28 Aprile – festa di San Luigi Maria da Montfort.

 

Dal sito di Totus tuus (http://www.totustuus.org/Eterna_Sapienza.htm) dedicato alla “spiritualità Ignaziana e Montfortana e altre risorse per l'opera della Nuova Evangelizzazione”, riportiamo questo significativo brano del “Trattato della vera devozione a Maria”, di San Luigi Maria da Montfort.

“La lettura di quel libro – ha detto Giovanni Paolo II sul “Trattato della vera devozione a Maria” – ha segnato nella mia vita una svolta decisiva. La devozione mariana così modellata (dal “Trattato”) dura in me da allora. È parte integrante della mia vita interiore e della mia teologia spirituale”.

Quando diventa Papa, Giovanni Paolo II vuole come stemma l’abbreviazione (Totus tuus) della forma di affidamento alla Madre di Dio usata da San Luigi Maria. Ecco le parole di questo grande apostolo mariano:

 

“[30] Come nella generazione naturale e fisica c'è un padre ed una madre, così nella generazione soprannaturale e spirituale c'è un padre che è Dio e una madre che è Maria. Tutti i veri figli di Dio e predestinati hanno Dio per padre e Maria per madre; e chi non ha Maria per madre non ha Dio per padre (*). Per questo i reprobi, come gli eretici, gli scismatici, ecc. (**), che odiano o considerano con disprezzo o indifferenza la santissima Vergine, non hanno Dio per padre ­ anche se se ne vantano ­, appunto perché non hanno Maria per madre. Se l'avessero per madre, l'amerebbero e onorerebbero come un autentico figlio ama naturalmente ed onora la madre che gli ha dato la vita.

“Il segno infallibile e inequivocabile per distinguere un eretico, un uomo di cattiva dottrina, un reprobo da un predestinato, è che l'eretico e il reprobo hanno solo disprezzo o indifferenza per la santissima Vergine e si studiano con le loro parole ed esempi di diminuirne il culto e l'amore, apertamente o di nascosto, talvolta sotto speciosi pretesti (***).

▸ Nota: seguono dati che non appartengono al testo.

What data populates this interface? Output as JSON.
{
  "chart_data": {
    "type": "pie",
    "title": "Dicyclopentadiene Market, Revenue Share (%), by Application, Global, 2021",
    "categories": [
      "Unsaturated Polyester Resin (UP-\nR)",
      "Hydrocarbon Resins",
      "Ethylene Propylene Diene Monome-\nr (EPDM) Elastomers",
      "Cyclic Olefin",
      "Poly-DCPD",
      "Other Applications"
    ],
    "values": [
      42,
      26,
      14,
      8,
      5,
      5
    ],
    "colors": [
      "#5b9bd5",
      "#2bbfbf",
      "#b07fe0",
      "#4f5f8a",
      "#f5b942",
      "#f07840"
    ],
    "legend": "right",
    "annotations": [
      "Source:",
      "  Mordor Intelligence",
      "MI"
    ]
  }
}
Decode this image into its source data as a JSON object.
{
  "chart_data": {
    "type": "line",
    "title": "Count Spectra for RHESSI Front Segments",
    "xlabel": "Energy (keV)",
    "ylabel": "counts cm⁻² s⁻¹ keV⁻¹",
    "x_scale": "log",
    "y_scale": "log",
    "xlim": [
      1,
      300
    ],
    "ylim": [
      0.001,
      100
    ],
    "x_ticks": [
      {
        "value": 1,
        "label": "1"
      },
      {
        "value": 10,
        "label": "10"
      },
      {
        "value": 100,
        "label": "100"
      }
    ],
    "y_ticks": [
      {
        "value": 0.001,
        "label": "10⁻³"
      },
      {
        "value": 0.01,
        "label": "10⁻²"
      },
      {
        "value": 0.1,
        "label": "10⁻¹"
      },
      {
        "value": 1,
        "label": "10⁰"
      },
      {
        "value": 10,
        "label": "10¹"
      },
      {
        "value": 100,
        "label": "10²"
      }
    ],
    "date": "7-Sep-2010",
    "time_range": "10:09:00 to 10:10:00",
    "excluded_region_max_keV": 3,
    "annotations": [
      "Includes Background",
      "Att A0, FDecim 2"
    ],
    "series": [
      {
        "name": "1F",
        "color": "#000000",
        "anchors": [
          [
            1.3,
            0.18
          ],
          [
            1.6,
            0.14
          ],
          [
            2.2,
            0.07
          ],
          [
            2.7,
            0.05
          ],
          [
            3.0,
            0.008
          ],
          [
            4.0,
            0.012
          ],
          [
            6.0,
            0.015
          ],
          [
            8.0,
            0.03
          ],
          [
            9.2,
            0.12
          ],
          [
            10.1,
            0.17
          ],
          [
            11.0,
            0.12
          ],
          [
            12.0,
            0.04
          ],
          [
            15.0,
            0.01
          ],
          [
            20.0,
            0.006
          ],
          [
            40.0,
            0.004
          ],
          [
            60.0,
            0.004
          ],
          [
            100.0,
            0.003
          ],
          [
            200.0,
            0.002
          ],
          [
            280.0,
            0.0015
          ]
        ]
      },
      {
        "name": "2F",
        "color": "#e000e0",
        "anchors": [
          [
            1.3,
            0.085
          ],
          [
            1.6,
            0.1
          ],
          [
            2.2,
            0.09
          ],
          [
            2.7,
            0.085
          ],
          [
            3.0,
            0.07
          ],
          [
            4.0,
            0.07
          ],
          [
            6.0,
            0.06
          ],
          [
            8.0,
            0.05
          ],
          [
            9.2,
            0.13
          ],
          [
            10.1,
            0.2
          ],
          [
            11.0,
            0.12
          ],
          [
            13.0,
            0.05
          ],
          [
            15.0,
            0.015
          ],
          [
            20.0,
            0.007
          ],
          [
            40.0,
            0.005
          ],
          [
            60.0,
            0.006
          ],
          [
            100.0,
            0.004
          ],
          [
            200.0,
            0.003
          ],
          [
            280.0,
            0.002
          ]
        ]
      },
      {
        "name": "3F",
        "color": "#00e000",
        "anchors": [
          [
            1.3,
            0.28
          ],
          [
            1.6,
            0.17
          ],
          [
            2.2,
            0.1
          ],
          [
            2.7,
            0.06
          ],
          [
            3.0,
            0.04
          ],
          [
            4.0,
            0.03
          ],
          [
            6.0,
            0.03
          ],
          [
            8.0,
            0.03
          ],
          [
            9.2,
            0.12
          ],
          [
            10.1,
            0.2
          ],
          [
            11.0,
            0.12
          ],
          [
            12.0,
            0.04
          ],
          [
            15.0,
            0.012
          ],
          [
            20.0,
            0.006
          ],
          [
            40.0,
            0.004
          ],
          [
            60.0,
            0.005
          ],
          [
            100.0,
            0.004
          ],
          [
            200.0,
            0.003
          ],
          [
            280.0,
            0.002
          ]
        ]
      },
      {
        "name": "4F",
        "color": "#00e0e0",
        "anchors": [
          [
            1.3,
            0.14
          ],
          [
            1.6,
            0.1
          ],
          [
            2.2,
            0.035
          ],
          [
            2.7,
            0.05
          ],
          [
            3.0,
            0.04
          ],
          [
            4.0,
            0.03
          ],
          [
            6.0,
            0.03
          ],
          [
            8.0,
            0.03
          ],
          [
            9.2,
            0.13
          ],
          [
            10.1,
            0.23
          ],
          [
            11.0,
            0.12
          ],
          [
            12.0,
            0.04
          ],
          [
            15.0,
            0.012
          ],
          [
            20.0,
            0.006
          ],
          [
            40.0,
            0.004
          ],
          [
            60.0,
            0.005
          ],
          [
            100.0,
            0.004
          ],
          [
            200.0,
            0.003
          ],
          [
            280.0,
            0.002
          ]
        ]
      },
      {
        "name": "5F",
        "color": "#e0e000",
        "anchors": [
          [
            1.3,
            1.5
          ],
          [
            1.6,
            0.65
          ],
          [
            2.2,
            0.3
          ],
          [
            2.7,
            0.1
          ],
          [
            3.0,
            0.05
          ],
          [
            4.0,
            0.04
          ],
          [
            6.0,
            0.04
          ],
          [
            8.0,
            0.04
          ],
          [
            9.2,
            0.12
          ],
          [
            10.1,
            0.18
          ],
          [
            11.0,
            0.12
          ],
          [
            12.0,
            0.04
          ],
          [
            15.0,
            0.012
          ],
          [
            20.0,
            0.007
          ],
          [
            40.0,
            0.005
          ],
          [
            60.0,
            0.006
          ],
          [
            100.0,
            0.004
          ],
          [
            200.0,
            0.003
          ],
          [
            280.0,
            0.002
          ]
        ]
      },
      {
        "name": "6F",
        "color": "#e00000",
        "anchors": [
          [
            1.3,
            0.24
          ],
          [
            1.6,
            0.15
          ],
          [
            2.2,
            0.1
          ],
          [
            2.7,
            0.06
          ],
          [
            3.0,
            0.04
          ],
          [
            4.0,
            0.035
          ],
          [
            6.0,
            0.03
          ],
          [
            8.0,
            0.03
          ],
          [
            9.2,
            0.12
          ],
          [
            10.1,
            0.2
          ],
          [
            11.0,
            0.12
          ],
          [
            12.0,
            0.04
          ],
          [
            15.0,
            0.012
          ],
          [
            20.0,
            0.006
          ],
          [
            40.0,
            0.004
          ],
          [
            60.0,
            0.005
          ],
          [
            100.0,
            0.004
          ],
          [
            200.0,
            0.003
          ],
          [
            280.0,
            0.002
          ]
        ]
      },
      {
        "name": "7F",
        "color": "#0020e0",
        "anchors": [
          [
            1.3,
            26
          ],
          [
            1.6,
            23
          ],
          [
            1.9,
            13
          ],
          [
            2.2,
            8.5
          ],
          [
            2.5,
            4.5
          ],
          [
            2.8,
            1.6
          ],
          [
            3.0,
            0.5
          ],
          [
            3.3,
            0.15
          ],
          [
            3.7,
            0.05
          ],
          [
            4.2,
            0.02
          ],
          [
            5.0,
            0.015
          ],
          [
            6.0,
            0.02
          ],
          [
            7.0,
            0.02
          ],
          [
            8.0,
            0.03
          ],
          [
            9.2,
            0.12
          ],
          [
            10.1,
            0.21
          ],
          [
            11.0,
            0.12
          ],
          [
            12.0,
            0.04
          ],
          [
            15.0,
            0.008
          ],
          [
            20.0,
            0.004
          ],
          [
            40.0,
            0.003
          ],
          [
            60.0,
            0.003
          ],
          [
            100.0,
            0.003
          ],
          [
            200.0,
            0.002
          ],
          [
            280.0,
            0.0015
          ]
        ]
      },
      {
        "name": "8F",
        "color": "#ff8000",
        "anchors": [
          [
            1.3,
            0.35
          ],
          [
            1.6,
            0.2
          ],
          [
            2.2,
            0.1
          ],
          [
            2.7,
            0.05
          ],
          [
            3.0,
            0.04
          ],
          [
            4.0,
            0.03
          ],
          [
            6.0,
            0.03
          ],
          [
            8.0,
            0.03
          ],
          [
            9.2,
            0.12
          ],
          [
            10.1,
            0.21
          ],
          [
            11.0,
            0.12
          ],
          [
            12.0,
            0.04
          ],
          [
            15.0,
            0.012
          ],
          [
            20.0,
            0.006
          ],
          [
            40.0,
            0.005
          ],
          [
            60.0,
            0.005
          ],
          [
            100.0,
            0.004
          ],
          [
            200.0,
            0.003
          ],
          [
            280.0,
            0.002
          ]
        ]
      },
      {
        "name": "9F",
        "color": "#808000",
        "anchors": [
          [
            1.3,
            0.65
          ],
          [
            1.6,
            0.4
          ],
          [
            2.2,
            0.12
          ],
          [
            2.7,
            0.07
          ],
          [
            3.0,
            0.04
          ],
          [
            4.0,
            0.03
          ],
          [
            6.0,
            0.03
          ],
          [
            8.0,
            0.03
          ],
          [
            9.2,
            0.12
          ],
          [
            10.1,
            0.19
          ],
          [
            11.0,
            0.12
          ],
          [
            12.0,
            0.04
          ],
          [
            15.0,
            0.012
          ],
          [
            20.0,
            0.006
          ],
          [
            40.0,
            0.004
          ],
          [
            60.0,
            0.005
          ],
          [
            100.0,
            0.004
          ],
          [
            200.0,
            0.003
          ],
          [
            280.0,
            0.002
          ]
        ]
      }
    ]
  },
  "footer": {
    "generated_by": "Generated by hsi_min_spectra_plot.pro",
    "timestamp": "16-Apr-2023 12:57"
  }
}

“Ahimè! Dio Padre non disse a Maria di fissare la sua tenda fra loro, perché sono degli Esaù.”

Note:

(*) Questo testo sembra l'eco di un passo ecclesiale di S. CIPRIANO, De unitate Ecclesiae, 6, PL 4,519. Quando il Montfort, qui e altrove parla di predestinati, non intende certo avallare un dato sistema teologico circa la predestinazione; si riferisce, invece, al celebre passo della Lettera ai Romani (8,28-30), dove S. Paolo parla di coloro che amano Dio e «che sono stati chiamati secondo il suo disegno». (Cf Grande Commentario Biblico, Oueriniana, n. 1239).

(**) Le affermazioni del Montfort non devono essere intese come condanna indiscriminata dei cristiani di altre confessioni, i quali in buona fede omettono di essere devoti a Maria per mancata presentazione della presenza di lei nella storia della salvezza.

(***) Cf  “Trattato della vera devozione a Maria”, 63-65.